Acórdão nº 30031-A/1979.L1.S1 de Supremo Tribunal de Justiça (Portugal), 07 de Abril de 2011
Magistrado Responsável | HELDER ROQUE |
Data da Resolução | 07 de Abril de 2011 |
Emissor | Supremo Tribunal de Justiça (Portugal) |
ACORDAM OS JUÍZES QUE CONSTITUEM O SUPREMO TRIBUNAL DE JUSTIÇA AA e esposa, BB, propuseram a presente acção especial de divisão de coisa comum contra CC e marido, DD, pedindo que, na sua procedência, se ponha termo à compropriedade, efectuando-se a adjudicação ou a venda do imóvel, alegando, para o efeito, e, em resumo, que, por partilha deferida em inventário, por óbito de EE, os autores adquiriram 1/3 do prédio rústico, denominado “L................ ou B............... e, posteriormente, por compra, adquiriram, sucessivamente, mais 1/3 e 1/6 do mesmo prédio, sendo, actualmente, comproprietários de 5/6 deste prédio, pertencendo o restante 1/6, também, em regime de compropriedade, aos requeridos.

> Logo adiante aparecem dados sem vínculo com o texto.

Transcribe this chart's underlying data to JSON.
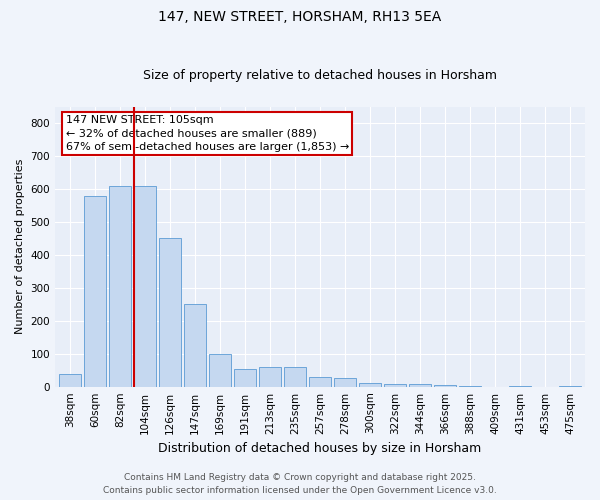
{
  "title": "147, NEW STREET, HORSHAM, RH13 5EA",
  "subtitle": "Size of property relative to detached houses in Horsham",
  "xlabel": "Distribution of detached houses by size in Horsham",
  "ylabel": "Number of detached properties",
  "categories": [
    "38sqm",
    "60sqm",
    "82sqm",
    "104sqm",
    "126sqm",
    "147sqm",
    "169sqm",
    "191sqm",
    "213sqm",
    "235sqm",
    "257sqm",
    "278sqm",
    "300sqm",
    "322sqm",
    "344sqm",
    "366sqm",
    "388sqm",
    "409sqm",
    "431sqm",
    "453sqm",
    "475sqm"
  ],
  "values": [
    40,
    580,
    610,
    610,
    450,
    250,
    100,
    55,
    60,
    60,
    30,
    25,
    12,
    8,
    8,
    5,
    3,
    0,
    2,
    0,
    2
  ],
  "bar_color": "#c5d8f0",
  "bar_edgecolor": "#5b9bd5",
  "vline_index": 3,
  "vline_color": "#cc0000",
  "annotation_text": "147 NEW STREET: 105sqm\n← 32% of detached houses are smaller (889)\n67% of semi-detached houses are larger (1,853) →",
  "annotation_box_color": "#ffffff",
  "annotation_box_edgecolor": "#cc0000",
  "ylim": [
    0,
    850
  ],
  "yticks": [
    0,
    100,
    200,
    300,
    400,
    500,
    600,
    700,
    800
  ],
  "footer_line1": "Contains HM Land Registry data © Crown copyright and database right 2025.",
  "footer_line2": "Contains public sector information licensed under the Open Government Licence v3.0.",
  "bg_color": "#f0f4fb",
  "plot_bg_color": "#e8eef8",
  "grid_color": "#ffffff",
  "title_fontsize": 10,
  "subtitle_fontsize": 9,
  "xlabel_fontsize": 9,
  "ylabel_fontsize": 8,
  "tick_fontsize": 7.5,
  "annotation_fontsize": 8,
  "footer_fontsize": 6.5
}
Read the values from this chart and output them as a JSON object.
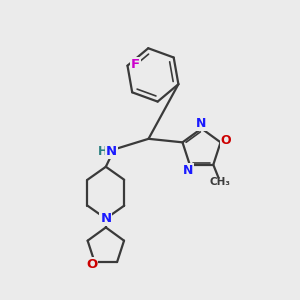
{
  "background_color": "#ebebeb",
  "bond_color": "#3a3a3a",
  "bond_width": 1.6,
  "atom_colors": {
    "N": "#1a1aff",
    "O": "#cc0000",
    "F": "#cc00cc",
    "C": "#3a3a3a",
    "H": "#2a8080",
    "NH": "#1a1aff"
  },
  "font_size": 9.5
}
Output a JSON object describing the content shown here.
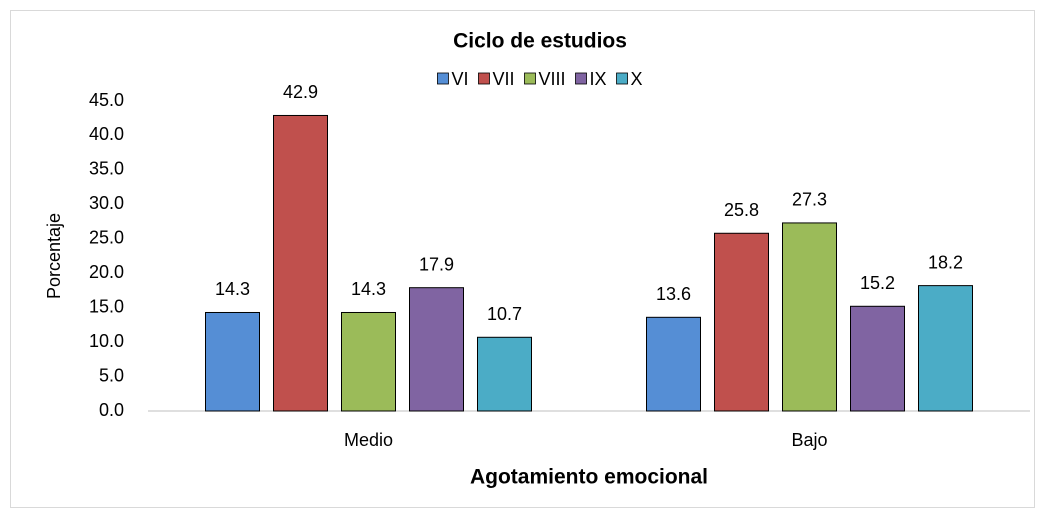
{
  "chart_data": {
    "type": "bar",
    "title": "Ciclo de estudios",
    "x_label": "Agotamiento emocional",
    "y_label": "Porcentaje",
    "categories": [
      "Medio",
      "Bajo"
    ],
    "series": [
      {
        "name": "VI",
        "color": "#558ed5",
        "values": [
          14.3,
          13.6
        ]
      },
      {
        "name": "VII",
        "color": "#c0504d",
        "values": [
          42.9,
          25.8
        ]
      },
      {
        "name": "VIII",
        "color": "#9bbb59",
        "values": [
          14.3,
          27.3
        ]
      },
      {
        "name": "IX",
        "color": "#8064a2",
        "values": [
          17.9,
          15.2
        ]
      },
      {
        "name": "X",
        "color": "#4bacc6",
        "values": [
          10.7,
          18.2
        ]
      }
    ],
    "ylim": [
      0,
      45
    ],
    "yticks": [
      {
        "value": 0,
        "label": "0.0"
      },
      {
        "value": 5,
        "label": "5.0"
      },
      {
        "value": 10,
        "label": "10.0"
      },
      {
        "value": 15,
        "label": "15.0"
      },
      {
        "value": 20,
        "label": "20.0"
      },
      {
        "value": 25,
        "label": "25.0"
      },
      {
        "value": 30,
        "label": "30.0"
      },
      {
        "value": 35,
        "label": "35.0"
      },
      {
        "value": 40,
        "label": "40.0"
      },
      {
        "value": 45,
        "label": "45.0"
      }
    ],
    "legend": "top",
    "grid": false
  }
}
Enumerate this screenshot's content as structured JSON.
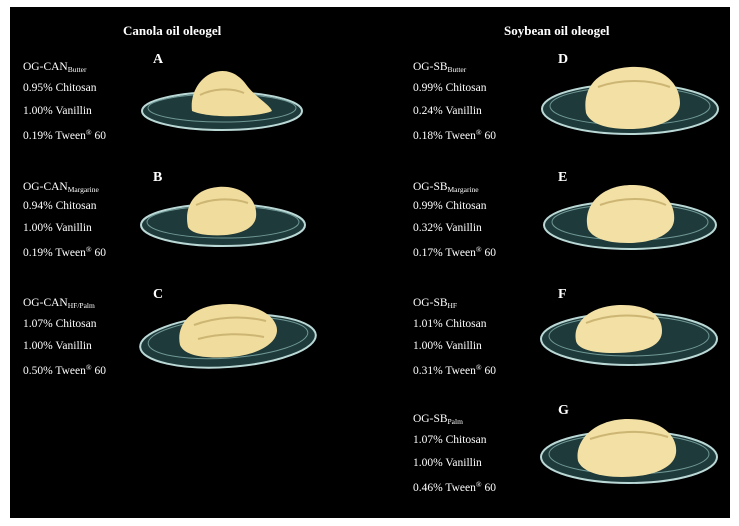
{
  "headings": {
    "canola": "Canola oil oleogel",
    "soybean": "Soybean oil oleogel"
  },
  "colors": {
    "background": "#000000",
    "text": "#ffffff",
    "oleogel": "#f0dc9c",
    "glass": "#b9d8d6"
  },
  "samples": [
    {
      "letter": "A",
      "code": "OG-CAN",
      "sub": "Butter",
      "chitosan": "0.95% Chitosan",
      "vanillin": "1.00% Vanillin",
      "tween": "0.19% Tween",
      "tween_mark": "®",
      "tween_num": " 60"
    },
    {
      "letter": "B",
      "code": "OG-CAN",
      "sub": "Margarine",
      "chitosan": "0.94% Chitosan",
      "vanillin": "1.00% Vanillin",
      "tween": "0.19% Tween",
      "tween_mark": "®",
      "tween_num": " 60"
    },
    {
      "letter": "C",
      "code": "OG-CAN",
      "sub": "HF/Palm",
      "chitosan": "1.07% Chitosan",
      "vanillin": "1.00% Vanillin",
      "tween": "0.50% Tween",
      "tween_mark": "®",
      "tween_num": " 60"
    },
    {
      "letter": "D",
      "code": "OG-SB",
      "sub": "Butter",
      "chitosan": "0.99% Chitosan",
      "vanillin": "0.24% Vanillin",
      "tween": "0.18% Tween",
      "tween_mark": "®",
      "tween_num": " 60"
    },
    {
      "letter": "E",
      "code": "OG-SB",
      "sub": "Margarine",
      "chitosan": "0.99% Chitosan",
      "vanillin": "0.32% Vanillin",
      "tween": "0.17% Tween",
      "tween_mark": "®",
      "tween_num": " 60"
    },
    {
      "letter": "F",
      "code": "OG-SB",
      "sub": "HF",
      "chitosan": "1.01% Chitosan",
      "vanillin": "1.00% Vanillin",
      "tween": "0.31% Tween",
      "tween_mark": "®",
      "tween_num": " 60"
    },
    {
      "letter": "G",
      "code": "OG-SB",
      "sub": "Palm",
      "chitosan": "1.07% Chitosan",
      "vanillin": "1.00% Vanillin",
      "tween": "0.46% Tween",
      "tween_mark": "®",
      "tween_num": " 60"
    }
  ]
}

Porém, os autores não pretendem continuar a permanecer em compropriedade com os requeridos, mas não foi possível pôr termo à mesma situação, pela via extrajudicial, sendo certo que o prédio não é divisível em substância, em virtude de o fraccionamento não ser, legalmente, permitido.
Por morte do requerido DD, foram habilitados como seus herdeiros a requerida CC e ainda FF, GG e HH.
E, por morte do autor AA, foram habilitados como seus herdeiros a primitiva autora BB e ainda II e JJ.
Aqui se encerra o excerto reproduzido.